The following documents (being copies of documents despatched to holders of Shares (other than certain Relevant Shareholders)) issued in connection with, and constituting, the Open Offer, may be obtained or inspected (subject as provided below), on personal application by or on behalf of a Relevant Shareholder, from Equiniti Limited at Aspect House, Spencer Road, Lancing, West Sussex, BN99 6DA during usual business hours on any weekday (public holidays excepted) until 11.00 a.m. (London Time) on 10 March 2021:

(a) a document, dated 22 February 2021, comprising (i) a circular prepared in accordance with the Listing Rules of the Financial Conduct Authority (the "FCA") and (ii) a prospectus prepared in accordance with the Prospectus Regulation Rules of the FCA made under section 73A of the Financial Services and Markets Act 2000 (together, the "Prospectus"); and

(b) an application form (the "Application Form") (whether or not the Relevant Shareholder holds Shares in certificated form) in respect of Open Offer Entitlements (as defined in the Prospectus) of each Relevant Shareholder under the Open Offer, provided that an Application Form may only be obtained on the production of evidence of entitlement. In addition, if for any reason a Relevant Shareholder has received an original Application Form, the Application Form may only be obtained if the original so despatched is first surrendered to Equiniti Limited at the above address.
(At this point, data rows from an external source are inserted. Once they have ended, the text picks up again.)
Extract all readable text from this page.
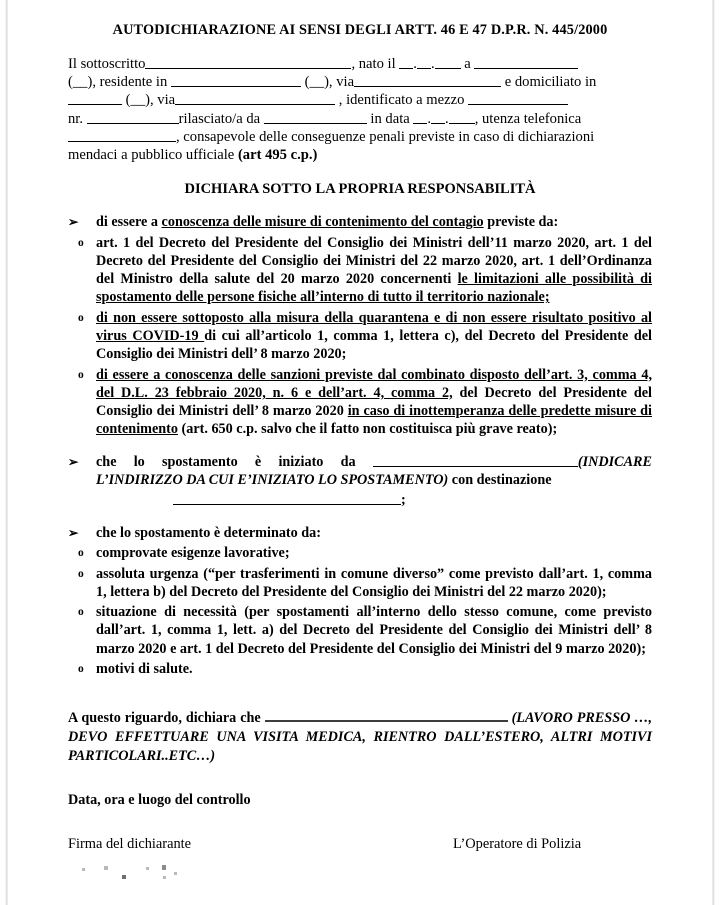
AUTODICHIARAZIONE AI SENSI DEGLI ARTT. 46 E 47 D.P.R. N. 445/2000

Il sottoscritto	, nato il . . a

(__), residente in	(__), via	e domiciliato in

(__), via	, identificato a mezzo

nr.	rilasciato/a da	in data . . , utenza telefonica

, consapevole delle conseguenze penali previste in caso di dichiarazioni

mendaci a pubblico ufficiale (art 495 c.p.)

DICHIARA SOTTO LA PROPRIA RESPONSABILITÀ
➢	di essere a conoscenza delle misure di contenimento del contagio previste da:
o art. 1 del Decreto del Presidente del Consiglio dei Ministri dell’11 marzo 2020, art. 1 del Decreto del Presidente del Consiglio dei Ministri del 22 marzo 2020, art. 1 dell’Ordinanza del Ministro della salute del 20 marzo 2020 concernenti le limitazioni alle possibilità di spostamento delle persone fisiche all’interno di tutto il territorio nazionale;
o di non essere sottoposto alla misura della quarantena e di non essere risultato positivo al virus COVID-19 di cui all’articolo 1, comma 1, lettera c), del Decreto del Presidente del Consiglio dei Ministri dell’ 8 marzo 2020;
o di essere a conoscenza delle sanzioni previste dal combinato disposto dell’art. 3, comma 4, del D.L. 23 febbraio 2020, n. 6 e dell’art. 4, comma 2, del Decreto del Presidente del Consiglio dei Ministri dell’ 8 marzo 2020 in caso di inottemperanza delle predette misure di contenimento (art. 650 c.p. salvo che il fatto non costituisca più grave reato);
➢	che lo spostamento è iniziato da	(INDICARE L’INDIRIZZO DA CUI E’INIZIATO LO SPOSTAMENTO) con destinazione
;
➢	che lo spostamento è determinato da:
o comprovate esigenze lavorative;
o assoluta urgenza (“per trasferimenti in comune diverso” come previsto dall’art. 1, comma 1, lettera b) del Decreto del Presidente del Consiglio dei Ministri del 22 marzo 2020);
o situazione di necessità (per spostamenti all’interno dello stesso comune, come previsto dall’art. 1, comma 1, lett. a) del Decreto del Presidente del Consiglio dei Ministri dell’ 8 marzo 2020 e art. 1 del Decreto del Presidente del Consiglio dei Ministri del 9 marzo 2020);
o motivi di salute.
A questo riguardo, dichiara che	(LAVORO PRESSO …, DEVO EFFETTUARE UNA VISITA MEDICA, RIENTRO DALL’ESTERO, ALTRI MOTIVI PARTICOLARI..ETC…)
Data, ora e luogo del controllo
Firma del dichiarante	L’Operatore di Polizia
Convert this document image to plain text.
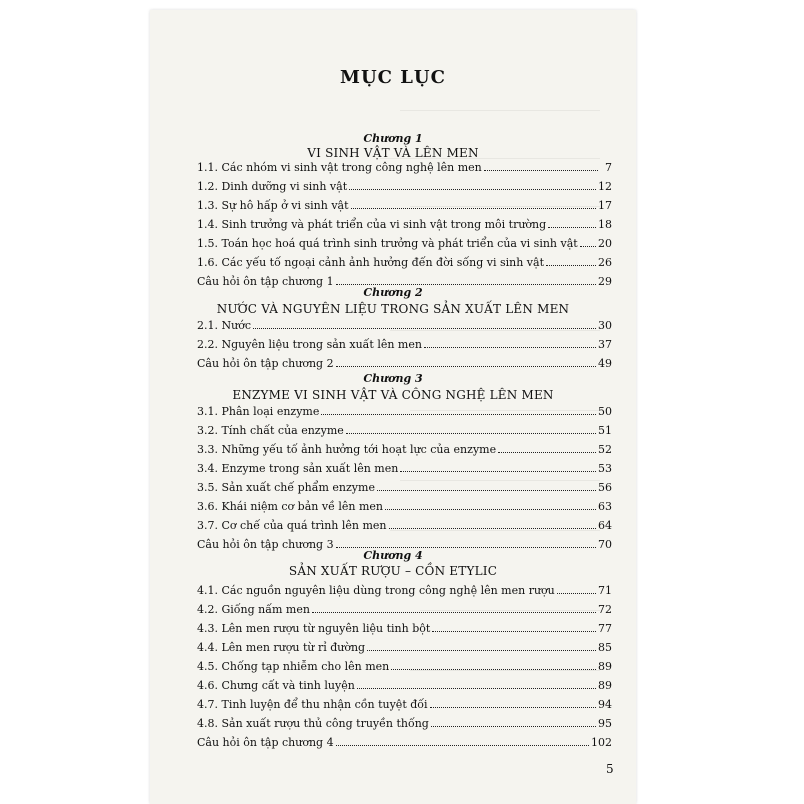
MỤC LỤC
Chương 1
VI SINH VẬT VÀ LÊN MEN
1.1. Các nhóm vi sinh vật trong công nghệ lên men	7
1.2. Dinh dưỡng vi sinh vật	12
1.3. Sự hô hấp ở vi sinh vật	17
1.4. Sinh trưởng và phát triển của vi sinh vật trong môi trường	18
1.5. Toán học hoá quá trình sinh trưởng và phát triển của vi sinh vật 20
1.6. Các yếu tố ngoại cảnh ảnh hưởng đến đời sống vi sinh vật	26
Câu hỏi ôn tập chương 1	29
Chương 2
NƯỚC VÀ NGUYÊN LIỆU TRONG SẢN XUẤT LÊN MEN
2.1. Nước	30
2.2. Nguyên liệu trong sản xuất lên men	37
Câu hỏi ôn tập chương 2	49
Chương 3
ENZYME VI SINH VẬT VÀ CÔNG NGHỆ LÊN MEN
3.1. Phân loại enzyme	50
3.2. Tính chất của enzyme	51
3.3. Những yếu tố ảnh hưởng tới hoạt lực của enzyme	52
3.4. Enzyme trong sản xuất lên men	53
3.5. Sản xuất chế phẩm enzyme	56
3.6. Khái niệm cơ bản về lên men	63
3.7. Cơ chế của quá trình lên men	64
Câu hỏi ôn tập chương 3	70
Chương 4
SẢN XUẤT RƯỢU – CỒN ETYLIC
4.1. Các nguồn nguyên liệu dùng trong công nghệ lên men rượu	71
4.2. Giống nấm men	72
4.3. Lên men rượu từ nguyên liệu tinh bột	77
4.4. Lên men rượu từ rỉ đường	85
4.5. Chống tạp nhiễm cho lên men	89
4.6. Chưng cất và tinh luyện	89
4.7. Tinh luyện để thu nhận cồn tuyệt đối	94
4.8. Sản xuất rượu thủ công truyền thống	95
Câu hỏi ôn tập chương 4	102
5
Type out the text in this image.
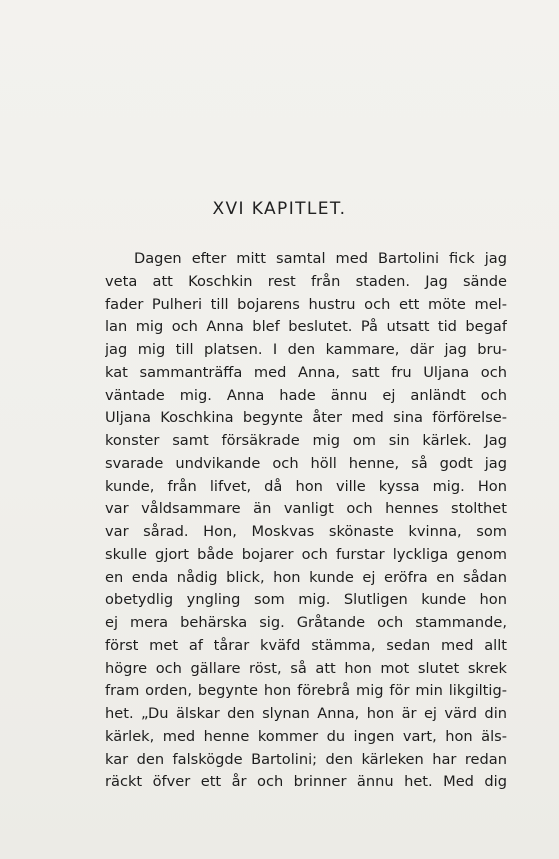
XVI KAPITLET.
Dagen efter mitt samtal med Bartolini fick jag
veta att Koschkin rest från staden. Jag sände
fader Pulheri till bojarens hustru och ett möte mel-
lan mig och Anna blef beslutet. På utsatt tid begaf
jag mig till platsen. I den kammare, där jag bru-
kat sammanträffa med Anna, satt fru Uljana och
väntade mig. Anna hade ännu ej anländt och
Uljana Koschkina begynte åter med sina förförelse-
konster samt försäkrade mig om sin kärlek. Jag
svarade undvikande och höll henne, så godt jag
kunde, från lifvet, då hon ville kyssa mig. Hon
var våldsammare än vanligt och hennes stolthet
var sårad. Hon, Moskvas skönaste kvinna, som
skulle gjort både bojarer och furstar lyckliga genom
en enda nådig blick, hon kunde ej eröfra en sådan
obetydlig yngling som mig. Slutligen kunde hon
ej mera behärska sig. Gråtande och stammande,
först met af tårar kväfd stämma, sedan med allt
högre och gällare röst, så att hon mot slutet skrek
fram orden, begynte hon förebrå mig för min likgiltig-
het. „Du älskar den slynan Anna, hon är ej värd din
kärlek, med henne kommer du ingen vart, hon äls-
kar den falskögde Bartolini; den kärleken har redan
räckt öfver ett år och brinner ännu het. Med dig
The Open Offer is conditional upon the matters set out in the Prospectus (so far as not already satisfied or waived).

Relevant Shareholders' attention is drawn to paragraph 8 of Part III of the Prospectus relating to overseas shareholders and their ability to acquire New Shares pursuant to the Open Offer.

Due to the ongoing public health restrictions in relation to Covid-19, in order that appropriate arrangements can be made for Relevant Shareholders wishing to obtain or inspect documents we request that Relevant Shareholders contact Equiniti Limited on 0333 207 6535 (or +44 333 207 6535 if calling from outside the United Kingdom) in advance to ensure that access can be arranged. Any such access will be subject to health and safety requirements and any limits on gatherings, social distancing or other measures imposed or recommended by the Government.

By order of the board

Greg McMahon

Company Secretary and General Counsel

Registered Office:

27 Fleet Street

Birmingham

B3 1JP

This notice is an advertisement and does not constitute a prospectus or prospectus equivalent document. Nothing in this notice should be interpreted as a term or condition of the Open Offer. Any decision to purchase, otherwise acquire, subscribe for, sell or otherwise dispose of any New Shares must be made only on the basis of the information contained in, and incorporated by reference into, the Prospectus. This notice is not for distribution, directly or indirectly, in or into any jurisdiction in which it would be unlawful to do so. Copies of the Prospectus are available at the Company’s website at www.mbplc.com, provided that the Prospectus is not available through the website, subject to certain exceptions, to Relevant Shareholders in Australia, Canada, the Republic of Ireland, Japan, New Zealand, the Republic of South Africa, the United States and any other jurisdictions where the extension and availability of the Open Offer would breach any applicable law (the "Excluded Territories").

This notice does not constitute an offer for sale of securities of the Company in the United States or any of the other Excluded Territories. The securities to be offered in the Open Offer have not been and will not be registered under the U.S. Securities Act of 1933, as amended, and may not be offered or sold in the United States absent an applicable exemption from registration thereunder.